El reconocimiento de Kazuo Ishiguro, quien con tanta naturalidad integra lo británico y lo japonés, tanto en su vida como en su obra, mezcla de clasicismo victoriano y minimalismo japonés representa, como tantas veces ocurre en los premios Nobel, un hecho político. Sin duda, supone un homenaje al mestizaje y, tal vez, un impulso a la vocación transnacional de su país de adopción, Reino Unido, tan puesta en duda por el Brexit. Ishiguro –nacido en Nagasaki, Japón, en 1954 y residente en Reino Unido desde los seis años–, defiende incluso un segundo referéndum donde se conceda voz a quienes desean evitar una salida dura de la Unión Europea y la consiguiente llegada de la peor cara del nacionalismo.

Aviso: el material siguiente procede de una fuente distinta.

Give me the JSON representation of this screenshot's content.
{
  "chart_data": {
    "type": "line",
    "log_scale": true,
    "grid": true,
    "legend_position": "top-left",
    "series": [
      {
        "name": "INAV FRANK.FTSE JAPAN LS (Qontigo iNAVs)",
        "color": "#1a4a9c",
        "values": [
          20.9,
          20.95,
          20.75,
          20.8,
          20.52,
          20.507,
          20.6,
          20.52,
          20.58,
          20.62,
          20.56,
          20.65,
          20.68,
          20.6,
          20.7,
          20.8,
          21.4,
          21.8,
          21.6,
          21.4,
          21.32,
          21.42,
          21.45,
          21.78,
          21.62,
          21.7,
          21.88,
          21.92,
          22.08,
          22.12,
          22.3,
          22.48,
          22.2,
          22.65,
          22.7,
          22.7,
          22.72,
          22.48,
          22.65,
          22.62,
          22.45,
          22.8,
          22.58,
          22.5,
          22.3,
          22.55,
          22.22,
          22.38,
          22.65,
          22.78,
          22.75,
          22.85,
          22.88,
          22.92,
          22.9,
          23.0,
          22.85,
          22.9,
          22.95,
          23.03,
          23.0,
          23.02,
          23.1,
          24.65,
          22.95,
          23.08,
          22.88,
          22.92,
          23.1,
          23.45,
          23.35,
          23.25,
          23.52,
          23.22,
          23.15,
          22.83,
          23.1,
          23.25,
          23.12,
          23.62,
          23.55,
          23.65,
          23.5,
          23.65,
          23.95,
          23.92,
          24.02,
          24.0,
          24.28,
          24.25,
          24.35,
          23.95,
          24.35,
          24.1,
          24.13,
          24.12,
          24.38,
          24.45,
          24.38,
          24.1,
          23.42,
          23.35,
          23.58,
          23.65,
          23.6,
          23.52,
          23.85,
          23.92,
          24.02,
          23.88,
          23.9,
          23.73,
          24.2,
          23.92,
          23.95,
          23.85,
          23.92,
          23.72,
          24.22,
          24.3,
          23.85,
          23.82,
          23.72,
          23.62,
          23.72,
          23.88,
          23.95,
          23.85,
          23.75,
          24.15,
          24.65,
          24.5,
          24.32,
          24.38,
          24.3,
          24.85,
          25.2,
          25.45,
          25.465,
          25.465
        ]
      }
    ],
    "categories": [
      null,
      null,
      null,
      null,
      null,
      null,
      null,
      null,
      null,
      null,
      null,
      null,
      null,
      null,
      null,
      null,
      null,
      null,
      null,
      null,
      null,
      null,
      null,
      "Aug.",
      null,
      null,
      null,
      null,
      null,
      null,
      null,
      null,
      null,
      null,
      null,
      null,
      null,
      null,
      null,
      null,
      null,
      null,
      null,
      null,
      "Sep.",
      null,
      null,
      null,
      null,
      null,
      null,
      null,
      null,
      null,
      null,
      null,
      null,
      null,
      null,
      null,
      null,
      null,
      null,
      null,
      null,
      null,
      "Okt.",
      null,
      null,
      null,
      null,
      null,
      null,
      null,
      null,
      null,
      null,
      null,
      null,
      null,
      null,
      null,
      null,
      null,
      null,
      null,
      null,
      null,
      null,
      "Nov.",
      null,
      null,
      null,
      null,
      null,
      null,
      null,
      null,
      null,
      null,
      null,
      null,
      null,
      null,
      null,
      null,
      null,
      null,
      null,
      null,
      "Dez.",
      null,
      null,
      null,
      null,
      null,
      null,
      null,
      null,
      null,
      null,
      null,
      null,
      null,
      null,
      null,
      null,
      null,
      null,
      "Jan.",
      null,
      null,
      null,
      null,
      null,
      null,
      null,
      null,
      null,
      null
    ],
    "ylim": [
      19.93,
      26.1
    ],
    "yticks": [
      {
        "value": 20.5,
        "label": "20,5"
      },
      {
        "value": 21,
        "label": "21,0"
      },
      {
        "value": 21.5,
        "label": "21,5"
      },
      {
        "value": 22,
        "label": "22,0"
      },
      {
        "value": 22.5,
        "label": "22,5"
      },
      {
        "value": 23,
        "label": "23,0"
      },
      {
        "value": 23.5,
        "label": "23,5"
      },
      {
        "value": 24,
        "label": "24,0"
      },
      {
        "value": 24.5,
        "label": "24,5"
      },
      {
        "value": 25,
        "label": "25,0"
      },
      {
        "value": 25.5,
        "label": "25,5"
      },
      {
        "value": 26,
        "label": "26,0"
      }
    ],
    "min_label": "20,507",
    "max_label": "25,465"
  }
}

La Academia Sueca ha premiado a un maestro de la empatía, a un escritor capaz de universalizar emociones complejas mediante gestos mínimos. Pensemos en su novela más célebre: Lo que queda del día. Apenas hay esfuerzo en la descripción de los sentimientos del mayordomo, sean hacia un patrón filonazi, hacia un padre castrador o, sobre todo, hacia esa ama de llaves que intenta, con tanto fervor como fracaso, abrir sus sentimientos. La influencia japonesa no se traduce solo en la cirugía emocional, también aparece en la resignada templanza con que los protagonistas aceptan su destino. No solo me refiero al devastador final de Nunca me abandones, que tanto debe a las ovejas eléctricas de Philip K. Dick, también a ese ascensorista de un país onírico del este de Europa, que se niega a dejar las maletas en el suelo en Los Inconsolables. Además, Ishiguro no aparta la mirada frente a lo más difícil, aunque tampoco se relame con el dolor. Muestra una compasión discreta, casi silenciosa.

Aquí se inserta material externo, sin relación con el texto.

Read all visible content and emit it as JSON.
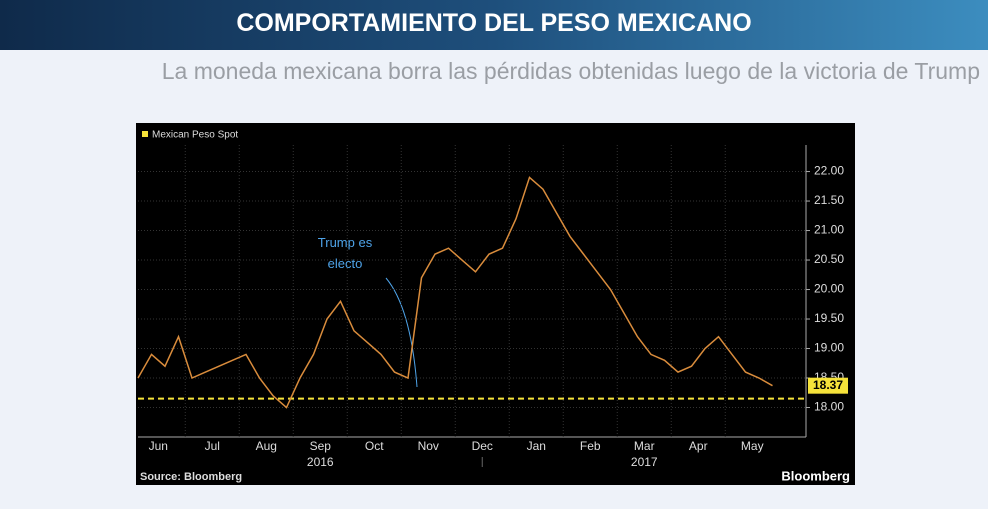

Pero si únicamente fuera por su empatía, Ishiguro solo sería un notable miniaturista y no el escritor de éxito que es. Si ha triunfado es por la combinación de conocimiento del alma humana y fuerza narrativa. Todas sus novelas contienen una historia sólida, bien armada, que acompaña a la evolución de los sentimientos. Además, aunque los temas de fondo sean siempre los mismos (los, por otro lado, inevitables) sabe cambiar de género, consiguiendo así nuevos lectores y estimulando a sus incondicionales.
La Historia con mayúscula está presente en las tramas de Ishiguro desde sus primeras obras, no en vano Un artista del mundo flotante transcurre durante la reconstrucción de una ciudad japonesa, destruida durante la Segunda Guerra Mundial. El caso más concreto aparece en Lo que queda del día. Revela hasta qué punto el nazismo se infiltró en la aristocracia británica (ahí están las hermanas Mitford o el mismísimo Eduardo VII) gracias al darwinismo eugenésico imperante y a la perversa diplomacia nazi. En consecuencia, Churchill y los suyos debieron hacer frente a una notable resistencia en su pelea contra “el mal”. También muestra el declive del Imperio Británico, evidenciado en la compra por un millonario estadounidense de esa mansión que es la verdadera protagonista.
Caso aparte es la pregunta sobre los sentimientos de seres humanos nacidos para ser lenta y literalmente despedazados, dada su condición de banco de órganos, que domina Nunca me abandones. Una cuestión que resulta evidente para el lector, pero no tanto para una sociedad decidida a autojustificarse. El conflicto ético planteado por Nunca me abandones puede extenderse a ámbitos tan como la inteligencia animal o, por supuesto, las incontrolables derivas de la ingeniería genética. El mensaje que lanza en las últimas páginas, pese a su obviedad, no es apto para cualquiera. Solo quienes estén dispuestos a dudar pueden aproximarse.
Tres británicos estarán muriéndose de envidia, aunque su educación evite que la demuestren: Martin Amis, Ian McEwan y Julian Barnes. El reconocimiento a su amigo (e inevitable rival) les aleja quizá para siempre de la gloria sueca.